From demo videos to branded videos, expert interviews, animated videos, VR videos, AR videos, live streams, Charlize Theron eating the hottest wings you’ve ever seen and Jean Claude van Damme doing a split between two moving Volvo trucks there’s seemingly no end to the type of video content at your disposal to enhance your digital marketing strategy.

According to video marketing statistics, one-third of all online activity is spent watching video. It increases organic traffic by 157% and boosts landing page conversions by 80%. It’s like a miracle pill without all the nasty side effects and shame. HubSpot research says that video is now the most commonly used format in content marketing (more than blogs and infographics). As much as 87% of marketers say video has increased website traffic, and 80% say it’s directly boost sales! It’s the golden ticket to Willy Wonka’s chocolate factory, if that factory was your customers’ living rooms and that chocolate was butt loads of money. It is the piece of content with the highest ROI, as reported by digital marketing pros everywhere.

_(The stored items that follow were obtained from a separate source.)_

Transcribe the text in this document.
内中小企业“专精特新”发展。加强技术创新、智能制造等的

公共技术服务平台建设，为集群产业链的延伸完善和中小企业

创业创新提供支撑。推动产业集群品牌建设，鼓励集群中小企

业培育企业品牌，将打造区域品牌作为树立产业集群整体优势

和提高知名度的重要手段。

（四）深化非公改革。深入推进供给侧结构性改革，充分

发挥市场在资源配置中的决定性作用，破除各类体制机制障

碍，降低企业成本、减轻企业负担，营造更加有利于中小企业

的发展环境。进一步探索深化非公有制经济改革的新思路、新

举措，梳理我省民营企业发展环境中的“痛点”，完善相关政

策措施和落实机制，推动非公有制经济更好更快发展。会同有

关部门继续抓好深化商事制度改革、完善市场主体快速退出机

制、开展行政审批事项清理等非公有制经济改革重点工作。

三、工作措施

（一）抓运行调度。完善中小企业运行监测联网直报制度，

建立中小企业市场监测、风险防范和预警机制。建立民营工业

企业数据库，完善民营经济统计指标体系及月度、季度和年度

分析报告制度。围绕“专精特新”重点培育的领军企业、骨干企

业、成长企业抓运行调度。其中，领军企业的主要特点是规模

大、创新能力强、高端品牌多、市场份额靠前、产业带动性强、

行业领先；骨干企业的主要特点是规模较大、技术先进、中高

Quite simply, video is king.

Just ask Ryan Reynolds. Who these days is putting on a masterclass in video content marketing.

He’s doing it with traditional ad videos:

He’s doing it with testimonial videos:

He’s doing it with demo videos:

He’s doing it with celebrity (kind of) videos:

He’s doing it with a docuseries. And trailers about his docuseries:

He’s doing it with the handspring Arabian double front twist of marketing by combining social media, native advertising, and influencers all in one majestic piece of video content that promotes not one, but two completely different products at the same time:

It’s all very impressive.

And yeah, sure it doesn’t hurt that Ryan Reynolds has unbridled access to Ryan Reynolds for his video content. And yeah sure, other pieces of content marketing exist out there other than the ones that pour out of the bountiful brain of Ryan Reynolds. But if you’re looking for a place to get ideas and see the profitable role video content can play in digital marketing there are worse places to start.

And who knows. Maybe if your team clocks in enough views of his videos, he’ll buy your company.

 

Seal the Deal with Your Content Marketing

And here’s the final — and perhaps most vital — way content marketing supports digital marketing: the handover.

Your content pieces need to deliver. They need to achieve “the goal of driving profitable interactions with your brand.” Content marketing can do this through a few methods.

 

Method 1: The Long Play Handover

Your content piece sells nothing. You don’t try to entice your audience into converting with you. You don’t ask them for their email, them to contact you, to buy something from you, or anything else needy like that. You simply end your content piece with the satisfaction that comes from providing value to others.

It’s the good Samaritan approach to marketing.

The hope being that if your audience found this piece of content useful, they’ll seek out more from you. And more. And more. Say, for example, a piece of content on how to better drive leads or one on how to define your ideal customer. The intent is that they become so awash in the E-A-T that your brand is sending their way that they eventually decide of their own volition to interact with your business in a more profitable way.

 

Method 2: The Soft CTA

Your content still doesn’t seek to sell something outright. Rather it softly nudges your audience in that right direction with another piece of content requiring slightly more engagement. It’s a subtle call-to-action that promotes one of your micro CTAs, like an email signup or form submission.

For example, you could offer them more in-depth information related to the topic, such as a guide on leveraging AI to automate your digital marketing in return for their contact info.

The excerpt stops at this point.